Clean up existing data (on Wikidata)[edit]

Any items which already exist on Wikidata should preferably be cleaned up before new items are ingested. This is in part because these are easier to identify before the ingestion, in part because this makes it easier to eliminate the accidental inclusion of duplicates. The common steps include:

  • Ensuring that each item has been tagged with the relevant ID properties
  • Ensuring constraint violations for the property/properties have been resolved
  • Ensure that these follow a similar schema as defined for the new items.

Determine a label (and description)[edit]

You should match a field (or a combination of fields) against Label. Note that this field is set per language and that it (in combination with a  Description) must be unique for Wikidata. Additionally you can set multiple names, or name/id no. combinations as Aliases if people are likely to search for the object using these.

Determine how to handle existing info[edit]

In the case where an item already exists special care needs to be taken to ensure that the information on Wikidata is not simply overwritten by that from the database. The recommended way to proceed is:

  1. If the claim doesn’t exist; simply add the new claim.
  2. If the claim exists:
    1. But the value is different; add the new claim as a separate value
    2. And the value is the same:
      1. But the reference is different; add an additional reference to the claim
      2. And the reference is the same[1]; nothing more to add.

The case which requires additional care is 2.1. While different values don’t always indicate that there is a problem (e.g. a building could first have been a church and then a casino) you need to determine if:

  • The values are really different. E.g. dates, numbers and coordinates all have built in uncertainties meaning a broad statement might cover a more exact one.

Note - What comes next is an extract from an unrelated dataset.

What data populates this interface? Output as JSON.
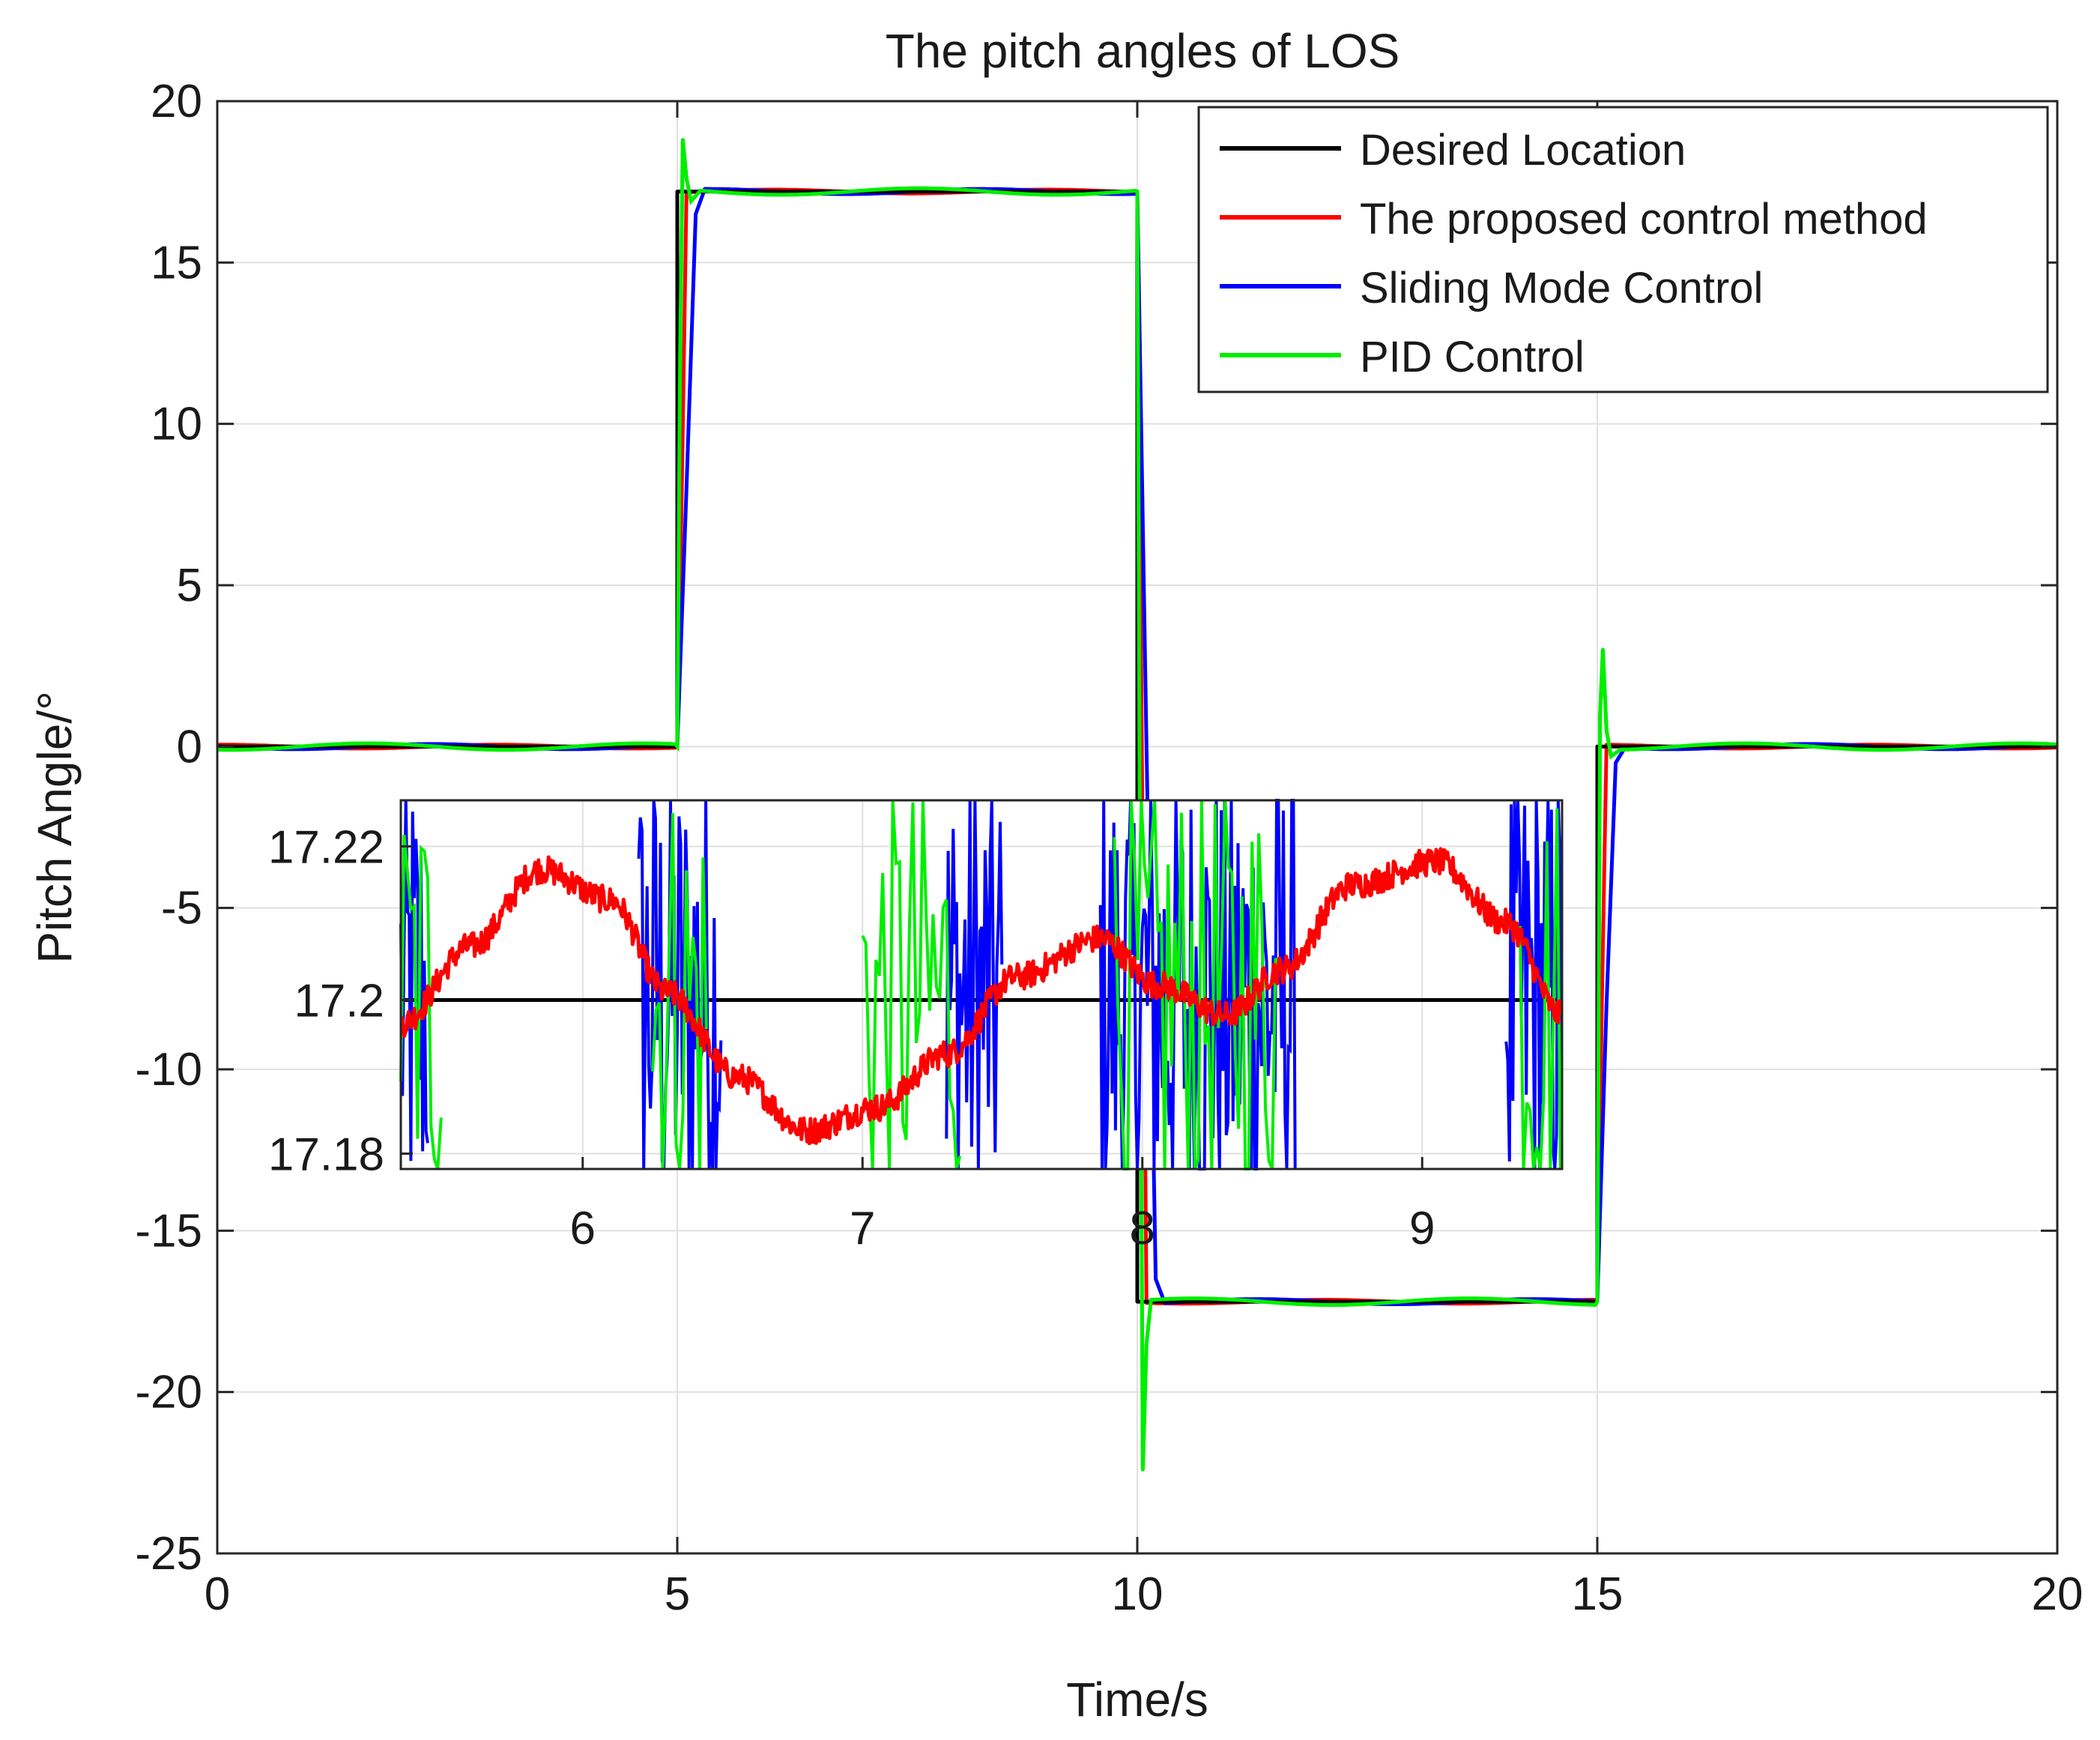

Even if they overlap it might still be desirable to keep both depending on the source of them.
  • The differing values are indicative of an erroneous matching of items (although this should primarily have been taken care of by Check for existence).

Ideally conflicting values should be logged since they can at the least highlight the need to mark one of the statements as preferred.

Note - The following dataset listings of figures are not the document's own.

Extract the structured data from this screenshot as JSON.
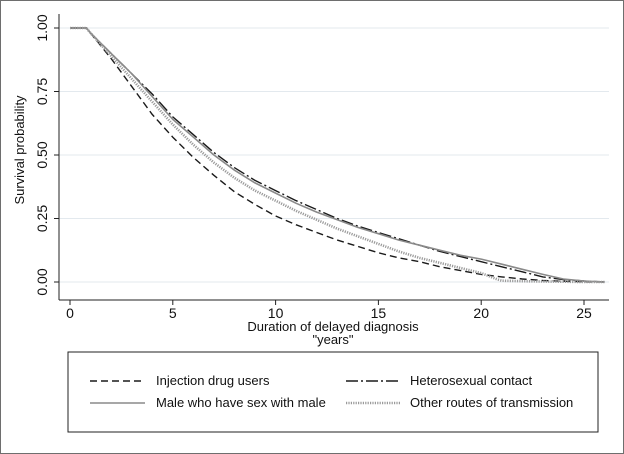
{
  "chart_data": {
    "type": "line",
    "title": "",
    "xlabel": "Duration of delayed diagnosis",
    "xlabel_line2": "\"years\"",
    "ylabel": "Survival probability",
    "xlim": [
      0,
      26
    ],
    "ylim": [
      0,
      1
    ],
    "x_ticks": [
      0,
      5,
      10,
      15,
      20,
      25
    ],
    "x_tick_labels": [
      "0",
      "5",
      "10",
      "15",
      "20",
      "25"
    ],
    "y_ticks": [
      0,
      0.25,
      0.5,
      0.75,
      1
    ],
    "y_tick_labels": [
      "0.00",
      "0.25",
      "0.50",
      "0.75",
      "1.00"
    ],
    "grid": true,
    "legend_position": "bottom",
    "series": [
      {
        "name": "Injection drug users",
        "style": "dashed",
        "x": [
          0,
          0.8,
          1,
          2,
          3,
          4,
          5,
          6,
          7,
          8,
          9,
          10,
          11,
          12,
          13,
          14,
          15,
          16,
          17,
          18,
          19,
          20,
          21,
          22,
          23,
          24,
          25,
          26
        ],
        "y": [
          1.0,
          1.0,
          0.98,
          0.88,
          0.77,
          0.66,
          0.57,
          0.49,
          0.42,
          0.355,
          0.305,
          0.26,
          0.225,
          0.195,
          0.165,
          0.14,
          0.115,
          0.095,
          0.08,
          0.06,
          0.045,
          0.03,
          0.02,
          0.012,
          0.006,
          0.003,
          0.001,
          0.0
        ]
      },
      {
        "name": "Heterosexual contact",
        "style": "longdash-dot",
        "x": [
          0,
          0.8,
          1,
          2,
          3,
          4,
          5,
          6,
          7,
          8,
          9,
          10,
          11,
          12,
          13,
          14,
          15,
          16,
          17,
          18,
          19,
          20,
          21,
          22,
          23,
          24,
          25,
          26
        ],
        "y": [
          1.0,
          1.0,
          0.98,
          0.9,
          0.82,
          0.74,
          0.65,
          0.58,
          0.51,
          0.45,
          0.4,
          0.36,
          0.32,
          0.285,
          0.25,
          0.22,
          0.195,
          0.17,
          0.145,
          0.12,
          0.1,
          0.08,
          0.06,
          0.04,
          0.02,
          0.01,
          0.004,
          0.0
        ]
      },
      {
        "name": "Male who have sex with male",
        "style": "solid-gray",
        "x": [
          0,
          0.8,
          1,
          2,
          3,
          4,
          5,
          6,
          7,
          8,
          9,
          10,
          11,
          12,
          13,
          14,
          15,
          16,
          17,
          18,
          19,
          20,
          21,
          22,
          23,
          24,
          25,
          26
        ],
        "y": [
          1.0,
          1.0,
          0.98,
          0.9,
          0.82,
          0.73,
          0.64,
          0.57,
          0.5,
          0.44,
          0.39,
          0.35,
          0.31,
          0.275,
          0.245,
          0.215,
          0.19,
          0.165,
          0.145,
          0.125,
          0.105,
          0.09,
          0.07,
          0.05,
          0.03,
          0.012,
          0.004,
          0.0
        ]
      },
      {
        "name": "Other routes of transmission",
        "style": "dotted-gray",
        "x": [
          0,
          0.8,
          1,
          2,
          3,
          4,
          5,
          6,
          7,
          8,
          9,
          10,
          11,
          12,
          13,
          14,
          15,
          16,
          17,
          18,
          19,
          20,
          20.8,
          21,
          22,
          23,
          24,
          25,
          26
        ],
        "y": [
          1.0,
          1.0,
          0.98,
          0.89,
          0.8,
          0.71,
          0.62,
          0.54,
          0.47,
          0.41,
          0.36,
          0.32,
          0.28,
          0.245,
          0.21,
          0.18,
          0.15,
          0.12,
          0.095,
          0.075,
          0.055,
          0.035,
          0.01,
          0.005,
          0.003,
          0.002,
          0.001,
          0.0,
          0.0
        ]
      }
    ]
  }
}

Determine how to reference the statements[edit]

When doing mass imports of statements you are also expected to add a reference to each of the statements added from the database. There are two types of references you could add depending on the circumstances around the data.

A reference along the lines of "imported from the WLM database" mainly fills the purpose of highlighting for other editors where the data is being ingested from rather than actually sourcing the statement. On the other hand it has the benefit of always being true.

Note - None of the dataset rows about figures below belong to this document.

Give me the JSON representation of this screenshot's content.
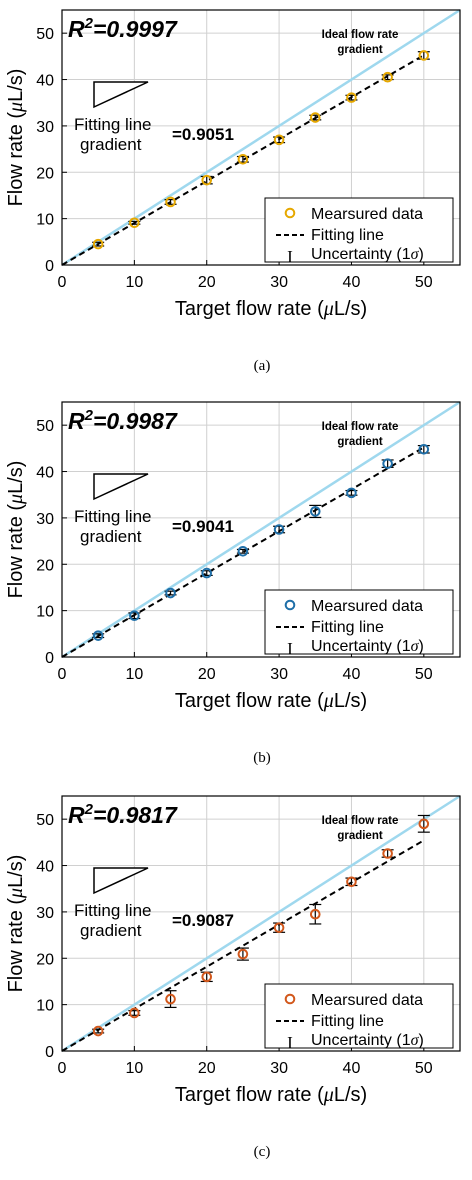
{
  "figure": {
    "sub_labels": [
      "(a)",
      "(b)",
      "(c)"
    ]
  },
  "legend_symbols": {
    "uncertainty": "I"
  },
  "chart_data": [
    {
      "type": "scatter",
      "panel_label": "(a)",
      "r2_label": "R",
      "r2_sup": "2",
      "r2_value": "=0.9997",
      "xlabel": "Target flow rate (",
      "xlabel_mu": "μ",
      "xlabel_unit": "L/s)",
      "ylabel": "Flow rate (",
      "ylabel_mu": "μ",
      "ylabel_unit": "L/s)",
      "xlim": [
        0,
        55
      ],
      "ylim": [
        0,
        55
      ],
      "xticks": [
        0,
        10,
        20,
        30,
        40,
        50
      ],
      "yticks": [
        0,
        10,
        20,
        30,
        40,
        50
      ],
      "grid": true,
      "ideal_label_line1": "Ideal flow rate",
      "ideal_label_line2": "gradient",
      "fitting_label_line1": "Fitting line",
      "fitting_label_line2": "gradient",
      "fitting_gradient": "=0.9051",
      "fitting_slope": 0.9051,
      "legend": {
        "placement": "bottom-right",
        "entries": [
          "Mearsured data",
          "Fitting line",
          "Uncertainty (1",
          "σ",
          ")"
        ]
      },
      "marker_color": "#e6a800",
      "ideal_color": "#9fd8ee",
      "points": [
        {
          "x": 5,
          "y": 4.5,
          "err": 0.4
        },
        {
          "x": 10,
          "y": 9.1,
          "err": 0.3
        },
        {
          "x": 15,
          "y": 13.6,
          "err": 0.5
        },
        {
          "x": 20,
          "y": 18.3,
          "err": 0.8
        },
        {
          "x": 25,
          "y": 22.8,
          "err": 0.6
        },
        {
          "x": 30,
          "y": 27.0,
          "err": 0.6
        },
        {
          "x": 35,
          "y": 31.8,
          "err": 0.5
        },
        {
          "x": 40,
          "y": 36.1,
          "err": 0.5
        },
        {
          "x": 45,
          "y": 40.5,
          "err": 0.5
        },
        {
          "x": 50,
          "y": 45.2,
          "err": 0.8
        }
      ]
    },
    {
      "type": "scatter",
      "panel_label": "(b)",
      "r2_label": "R",
      "r2_sup": "2",
      "r2_value": "=0.9987",
      "xlabel": "Target flow rate (",
      "xlabel_mu": "μ",
      "xlabel_unit": "L/s)",
      "ylabel": "Flow rate (",
      "ylabel_mu": "μ",
      "ylabel_unit": "L/s)",
      "xlim": [
        0,
        55
      ],
      "ylim": [
        0,
        55
      ],
      "xticks": [
        0,
        10,
        20,
        30,
        40,
        50
      ],
      "yticks": [
        0,
        10,
        20,
        30,
        40,
        50
      ],
      "grid": true,
      "ideal_label_line1": "Ideal flow rate",
      "ideal_label_line2": "gradient",
      "fitting_label_line1": "Fitting line",
      "fitting_label_line2": "gradient",
      "fitting_gradient": "=0.9041",
      "fitting_slope": 0.9041,
      "legend": {
        "placement": "bottom-right",
        "entries": [
          "Mearsured data",
          "Fitting line",
          "Uncertainty (1",
          "σ",
          ")"
        ]
      },
      "marker_color": "#1f6fa8",
      "ideal_color": "#9fd8ee",
      "points": [
        {
          "x": 5,
          "y": 4.6,
          "err": 0.4
        },
        {
          "x": 10,
          "y": 8.9,
          "err": 0.6
        },
        {
          "x": 15,
          "y": 13.8,
          "err": 0.4
        },
        {
          "x": 20,
          "y": 18.1,
          "err": 0.5
        },
        {
          "x": 25,
          "y": 22.8,
          "err": 0.4
        },
        {
          "x": 30,
          "y": 27.5,
          "err": 0.7
        },
        {
          "x": 35,
          "y": 31.4,
          "err": 1.3
        },
        {
          "x": 40,
          "y": 35.4,
          "err": 0.5
        },
        {
          "x": 45,
          "y": 41.7,
          "err": 0.8
        },
        {
          "x": 50,
          "y": 44.8,
          "err": 0.8
        }
      ]
    },
    {
      "type": "scatter",
      "panel_label": "(c)",
      "r2_label": "R",
      "r2_sup": "2",
      "r2_value": "=0.9817",
      "xlabel": "Target flow rate (",
      "xlabel_mu": "μ",
      "xlabel_unit": "L/s)",
      "ylabel": "Flow rate (",
      "ylabel_mu": "μ",
      "ylabel_unit": "L/s)",
      "xlim": [
        0,
        55
      ],
      "ylim": [
        0,
        55
      ],
      "xticks": [
        0,
        10,
        20,
        30,
        40,
        50
      ],
      "yticks": [
        0,
        10,
        20,
        30,
        40,
        50
      ],
      "grid": true,
      "ideal_label_line1": "Ideal flow rate",
      "ideal_label_line2": "gradient",
      "fitting_label_line1": "Fitting line",
      "fitting_label_line2": "gradient",
      "fitting_gradient": "=0.9087",
      "fitting_slope": 0.9087,
      "legend": {
        "placement": "bottom-right",
        "entries": [
          "Mearsured data",
          "Fitting line",
          "Uncertainty (1",
          "σ",
          ")"
        ]
      },
      "marker_color": "#d2581c",
      "ideal_color": "#9fd8ee",
      "points": [
        {
          "x": 5,
          "y": 4.3,
          "err": 0.4
        },
        {
          "x": 10,
          "y": 8.2,
          "err": 0.5
        },
        {
          "x": 15,
          "y": 11.2,
          "err": 1.8
        },
        {
          "x": 20,
          "y": 16.0,
          "err": 1.0
        },
        {
          "x": 25,
          "y": 20.9,
          "err": 1.3
        },
        {
          "x": 30,
          "y": 26.6,
          "err": 1.0
        },
        {
          "x": 35,
          "y": 29.5,
          "err": 2.1
        },
        {
          "x": 40,
          "y": 36.5,
          "err": 0.8
        },
        {
          "x": 45,
          "y": 42.6,
          "err": 0.8
        },
        {
          "x": 50,
          "y": 49.0,
          "err": 1.8
        }
      ]
    }
  ]
}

If the original source of the data is known then it should be better to use that as an actual reference for the statements. The problem however is that information originally imported into the database (straight from the source) cannot easily[2] be distinguished from data which was later submitted by a user.

Whichever reference is decided upon it should contain the following:

  • A claim as to the source of the data (e.g. P248)
  • P577: The date for when the data was published (if known)
  • P813: The date for when the data was confirmed at the source
  • P854: A url to the source of the data (if online)

Documentation[edit]

Make sure to document all of the choices done during mapping since this will make it easier for others to follow the process at a later stage as well as being useful as a basis for tooling, both existing WLM bots/tools and any new tools.[3]

Changing the lists (post ingestion)[edit]

The final step is to completely deprecate the database by having the Wikipedia lists fetching the information from Wikidata and in turn having any updates pushed to Wikidata. The remaining issues preventing this from happening are described in more detail over at Commons:Monuments database/Wikidata.

Footnotes[edit]

  1. Or the same at least up to time dependent factors such as fetch date (P813) or similar.
  2. It might be possible if you know what the first changed timestamp should be in which case you could detect which items haven’t been updated since initial ingestion.
  3. Similar documentation was done by Multichill before creating the first Wikipedia lists.